Через полчаса они сидели в одном из лучших ресторанов и ели мясо. Старик внимательно посмотрел на молодых людей и как бы ненароком заметил:
— Славчев на тебя здорово рассердился.
Славчев был прокурором, другом Георгия.
— За что? — удивленно спросил молодой адвокат.
— Ясно за что. Он считает, что ты должен был предупредить его.
— Чтобы он принял меры и подготовился?
— Нет! Чтобы заблаговременно прекратить дело. Стаменов задумался.
— Он мой друг. И я, конечно, не хотел его подводить. Но не мог же я ради него отправить в тюрьму невинного человека.
Старик молчал и о чем-то думал.
— И все же я не очень уверен, что он невиновен, — неохотно сказал он. — Но как бы то ни было… Лучше десять виновных на свободе, чем один невинный в тюрьме. За твое здоровье!.. Должен сказать, что с сегодняшнего дня ты стал адвокатом.
Стаменов поднял рюмку и снисходительно улыбнулся.
ЧАСТЬ ТРЕТЬЯ
1
Прошло два дня после заседания суда. За эти два дня инспектор Димов ни разу не заговорил о деле Радева. Он приходил на работу, занимался текущими делами, порой даже улыбался своей скупой улыбкой, но глаза у него оставались по-прежнему задумчивыми. Конечно, генерал вызывал его в министерство для объяснения. Никто не узнал, о чем они говорили, но инспектор вернулся таким же спокойным, каким и поехал к генералу. Только на третий день он шутливо спросил Ралчева:
— Хочешь отправиться на экскурсию?
— Когда? — удивился старший лейтенант.
— Завтра. Кстати немного проветримся…
— Хорошо, — без воодушевления согласился Ралчев.
На экскурсию он ходил лишь один раз, в горы, на Золотые мосты, когда еще учился в школе. Особых восторгов эта экскурсия в нем не вызывала — муравьи тогда густо облепили кусок брынзы, который мать ему дала с собой, а жили они голодно…
— Только встать придется пораньше, часа в три, — предупредил Димов.
Ралчев воспринял это предложение как одну из небольших причуд своего начальника. Или шутку. Но когда в половине третьего ночи усиленно зазвонил телефон, стоявший возле кровати, он понял, что ехать придется. Конечно, его много раз поднимали с постели среди ночи, но чтобы ему не давали спать ради какой-то экскурсии — это уж слишком. Он без энтузиазма ответил, что через четверть часа будет готов, и неохотно встал с удобной кровати.

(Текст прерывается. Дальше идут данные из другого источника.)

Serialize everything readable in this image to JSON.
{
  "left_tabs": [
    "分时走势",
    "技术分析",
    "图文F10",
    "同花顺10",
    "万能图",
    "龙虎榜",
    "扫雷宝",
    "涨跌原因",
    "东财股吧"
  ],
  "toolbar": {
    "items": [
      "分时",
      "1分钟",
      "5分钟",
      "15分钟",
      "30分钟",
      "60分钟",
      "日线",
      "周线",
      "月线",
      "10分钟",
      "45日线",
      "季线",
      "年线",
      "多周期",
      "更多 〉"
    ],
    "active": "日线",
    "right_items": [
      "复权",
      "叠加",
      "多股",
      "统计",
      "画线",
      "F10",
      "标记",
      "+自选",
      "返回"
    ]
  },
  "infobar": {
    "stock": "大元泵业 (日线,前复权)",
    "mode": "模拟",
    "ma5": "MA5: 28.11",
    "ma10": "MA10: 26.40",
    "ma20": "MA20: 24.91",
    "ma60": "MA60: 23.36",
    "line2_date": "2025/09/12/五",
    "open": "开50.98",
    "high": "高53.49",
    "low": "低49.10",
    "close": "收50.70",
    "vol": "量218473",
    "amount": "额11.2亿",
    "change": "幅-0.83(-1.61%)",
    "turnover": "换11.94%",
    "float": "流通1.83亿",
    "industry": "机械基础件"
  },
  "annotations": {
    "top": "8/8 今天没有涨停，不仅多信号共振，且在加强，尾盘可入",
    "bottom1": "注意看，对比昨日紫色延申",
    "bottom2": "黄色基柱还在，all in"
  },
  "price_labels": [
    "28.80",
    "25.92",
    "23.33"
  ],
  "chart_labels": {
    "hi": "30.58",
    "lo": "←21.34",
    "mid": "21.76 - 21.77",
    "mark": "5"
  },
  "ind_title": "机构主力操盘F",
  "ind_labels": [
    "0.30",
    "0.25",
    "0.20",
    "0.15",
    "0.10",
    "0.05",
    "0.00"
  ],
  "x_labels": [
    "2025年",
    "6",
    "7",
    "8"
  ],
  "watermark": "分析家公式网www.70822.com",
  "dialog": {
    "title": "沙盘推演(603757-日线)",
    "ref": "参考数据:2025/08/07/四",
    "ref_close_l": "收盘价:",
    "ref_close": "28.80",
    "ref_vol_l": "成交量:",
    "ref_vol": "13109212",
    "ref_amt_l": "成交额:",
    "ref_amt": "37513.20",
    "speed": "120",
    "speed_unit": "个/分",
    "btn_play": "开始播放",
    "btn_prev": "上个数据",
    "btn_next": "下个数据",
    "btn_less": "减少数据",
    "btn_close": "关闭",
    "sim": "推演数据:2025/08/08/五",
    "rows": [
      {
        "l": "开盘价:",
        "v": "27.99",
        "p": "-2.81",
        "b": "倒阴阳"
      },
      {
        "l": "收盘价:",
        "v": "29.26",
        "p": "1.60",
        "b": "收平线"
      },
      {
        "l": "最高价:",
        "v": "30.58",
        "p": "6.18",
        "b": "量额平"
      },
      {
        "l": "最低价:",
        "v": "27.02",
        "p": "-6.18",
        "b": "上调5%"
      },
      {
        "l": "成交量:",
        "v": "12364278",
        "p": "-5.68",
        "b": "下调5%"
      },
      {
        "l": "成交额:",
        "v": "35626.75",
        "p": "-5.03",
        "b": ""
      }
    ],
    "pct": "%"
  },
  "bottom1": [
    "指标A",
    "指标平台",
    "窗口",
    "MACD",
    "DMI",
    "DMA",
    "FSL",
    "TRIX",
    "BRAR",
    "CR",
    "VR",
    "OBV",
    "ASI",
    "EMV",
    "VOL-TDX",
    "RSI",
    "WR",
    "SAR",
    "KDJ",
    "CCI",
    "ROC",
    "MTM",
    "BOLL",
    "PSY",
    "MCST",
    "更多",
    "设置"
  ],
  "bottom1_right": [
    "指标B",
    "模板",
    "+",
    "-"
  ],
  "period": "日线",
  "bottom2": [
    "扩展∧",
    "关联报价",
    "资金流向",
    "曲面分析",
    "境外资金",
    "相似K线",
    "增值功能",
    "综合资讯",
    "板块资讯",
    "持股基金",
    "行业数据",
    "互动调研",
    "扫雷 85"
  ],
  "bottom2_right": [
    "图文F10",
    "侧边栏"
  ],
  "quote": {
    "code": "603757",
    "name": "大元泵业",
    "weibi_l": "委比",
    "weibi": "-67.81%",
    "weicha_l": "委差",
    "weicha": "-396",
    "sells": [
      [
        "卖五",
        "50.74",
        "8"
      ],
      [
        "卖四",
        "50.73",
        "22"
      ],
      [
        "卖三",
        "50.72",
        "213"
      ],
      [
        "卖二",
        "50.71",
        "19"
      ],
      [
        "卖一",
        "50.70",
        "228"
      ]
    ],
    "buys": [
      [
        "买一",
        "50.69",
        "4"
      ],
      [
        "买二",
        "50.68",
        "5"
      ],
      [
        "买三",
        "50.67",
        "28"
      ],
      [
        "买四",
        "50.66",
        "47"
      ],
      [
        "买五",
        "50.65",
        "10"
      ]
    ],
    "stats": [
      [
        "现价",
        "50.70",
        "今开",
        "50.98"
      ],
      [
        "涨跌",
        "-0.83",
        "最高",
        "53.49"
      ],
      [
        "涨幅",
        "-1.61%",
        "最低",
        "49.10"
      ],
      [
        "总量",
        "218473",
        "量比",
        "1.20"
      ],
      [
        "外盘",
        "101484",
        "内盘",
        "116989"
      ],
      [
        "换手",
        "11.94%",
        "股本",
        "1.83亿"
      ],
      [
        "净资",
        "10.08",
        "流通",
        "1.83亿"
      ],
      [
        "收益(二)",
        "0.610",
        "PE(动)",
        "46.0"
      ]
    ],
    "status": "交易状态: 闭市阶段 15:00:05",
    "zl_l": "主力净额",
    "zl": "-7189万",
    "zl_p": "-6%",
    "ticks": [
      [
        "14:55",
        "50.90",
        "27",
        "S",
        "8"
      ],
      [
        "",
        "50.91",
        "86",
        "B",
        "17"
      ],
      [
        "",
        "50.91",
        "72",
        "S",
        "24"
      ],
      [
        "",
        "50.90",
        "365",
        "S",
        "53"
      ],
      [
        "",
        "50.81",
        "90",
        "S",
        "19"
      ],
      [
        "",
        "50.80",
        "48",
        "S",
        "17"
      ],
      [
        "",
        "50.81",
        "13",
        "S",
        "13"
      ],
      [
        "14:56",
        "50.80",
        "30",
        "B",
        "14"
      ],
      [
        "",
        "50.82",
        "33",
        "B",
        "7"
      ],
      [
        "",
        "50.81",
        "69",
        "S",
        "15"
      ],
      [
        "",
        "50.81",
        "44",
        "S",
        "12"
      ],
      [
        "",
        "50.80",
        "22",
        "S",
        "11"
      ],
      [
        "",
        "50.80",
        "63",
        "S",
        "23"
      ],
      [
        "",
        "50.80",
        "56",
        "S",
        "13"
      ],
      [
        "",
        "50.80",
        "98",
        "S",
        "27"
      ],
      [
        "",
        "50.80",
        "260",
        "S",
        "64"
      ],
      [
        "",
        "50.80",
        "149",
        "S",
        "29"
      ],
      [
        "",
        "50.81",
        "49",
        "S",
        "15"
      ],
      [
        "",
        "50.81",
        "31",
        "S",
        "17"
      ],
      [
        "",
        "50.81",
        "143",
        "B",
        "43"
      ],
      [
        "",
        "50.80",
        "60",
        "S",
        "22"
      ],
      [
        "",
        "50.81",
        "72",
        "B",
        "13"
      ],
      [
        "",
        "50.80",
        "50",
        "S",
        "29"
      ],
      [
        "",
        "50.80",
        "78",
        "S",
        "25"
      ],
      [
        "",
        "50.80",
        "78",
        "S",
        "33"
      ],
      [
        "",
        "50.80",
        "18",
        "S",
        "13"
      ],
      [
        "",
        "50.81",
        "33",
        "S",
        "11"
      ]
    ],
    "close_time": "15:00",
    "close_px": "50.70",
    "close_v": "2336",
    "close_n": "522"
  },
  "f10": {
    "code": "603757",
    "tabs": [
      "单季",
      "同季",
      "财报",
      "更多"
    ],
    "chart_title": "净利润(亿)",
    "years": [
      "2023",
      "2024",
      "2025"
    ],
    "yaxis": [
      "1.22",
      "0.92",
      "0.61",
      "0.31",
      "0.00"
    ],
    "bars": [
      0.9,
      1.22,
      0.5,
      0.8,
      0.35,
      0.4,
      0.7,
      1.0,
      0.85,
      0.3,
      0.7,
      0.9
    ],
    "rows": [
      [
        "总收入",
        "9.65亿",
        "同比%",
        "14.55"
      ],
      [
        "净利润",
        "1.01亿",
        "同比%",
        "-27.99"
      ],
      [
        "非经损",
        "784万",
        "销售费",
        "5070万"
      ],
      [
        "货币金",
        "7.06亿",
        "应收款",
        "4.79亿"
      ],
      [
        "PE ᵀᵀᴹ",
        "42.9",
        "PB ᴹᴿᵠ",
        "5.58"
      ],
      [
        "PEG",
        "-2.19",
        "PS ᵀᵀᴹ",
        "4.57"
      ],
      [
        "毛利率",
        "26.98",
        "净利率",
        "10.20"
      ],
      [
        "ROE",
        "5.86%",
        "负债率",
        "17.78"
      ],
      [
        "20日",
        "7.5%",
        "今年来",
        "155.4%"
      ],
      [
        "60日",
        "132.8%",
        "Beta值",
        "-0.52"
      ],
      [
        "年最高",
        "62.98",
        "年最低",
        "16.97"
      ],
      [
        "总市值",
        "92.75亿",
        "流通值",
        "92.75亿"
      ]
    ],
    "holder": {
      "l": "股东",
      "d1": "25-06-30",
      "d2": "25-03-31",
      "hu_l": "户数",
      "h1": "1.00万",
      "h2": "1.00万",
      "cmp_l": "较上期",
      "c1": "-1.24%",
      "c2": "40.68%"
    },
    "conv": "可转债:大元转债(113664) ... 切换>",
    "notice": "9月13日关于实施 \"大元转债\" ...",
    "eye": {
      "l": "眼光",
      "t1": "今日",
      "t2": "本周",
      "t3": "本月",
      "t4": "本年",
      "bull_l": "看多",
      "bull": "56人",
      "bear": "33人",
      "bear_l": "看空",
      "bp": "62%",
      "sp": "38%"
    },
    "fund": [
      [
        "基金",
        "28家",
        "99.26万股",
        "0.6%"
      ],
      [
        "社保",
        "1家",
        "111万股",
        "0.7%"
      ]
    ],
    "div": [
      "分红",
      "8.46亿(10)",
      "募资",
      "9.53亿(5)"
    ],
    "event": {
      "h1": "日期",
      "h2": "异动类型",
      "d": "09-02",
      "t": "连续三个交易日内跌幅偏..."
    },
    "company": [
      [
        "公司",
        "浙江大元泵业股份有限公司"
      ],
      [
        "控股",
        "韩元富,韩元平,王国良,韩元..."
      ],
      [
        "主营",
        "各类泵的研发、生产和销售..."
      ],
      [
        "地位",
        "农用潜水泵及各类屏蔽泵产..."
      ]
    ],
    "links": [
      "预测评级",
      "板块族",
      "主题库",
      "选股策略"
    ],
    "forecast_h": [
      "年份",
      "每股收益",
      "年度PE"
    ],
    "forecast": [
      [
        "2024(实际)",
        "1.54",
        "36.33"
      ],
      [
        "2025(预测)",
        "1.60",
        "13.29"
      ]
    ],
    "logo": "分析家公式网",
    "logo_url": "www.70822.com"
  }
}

Ночь была прохладной и тихой. Эти предутренние часы имели одну-единственную прелесть — тишину. Все, что вечно наполняло город звоном, треском, грохотом и поднимало такой отвратительный неистовый шум, сейчас спало возле тротуаров, в гаражах и депо. Ралчев с удовольствием прислушивался к шуму своих собственных шагов. В мертвом свете ламп ему вдруг показалось, что он остался совсем один на этом свете, чудом уцелев после мировой катастрофы.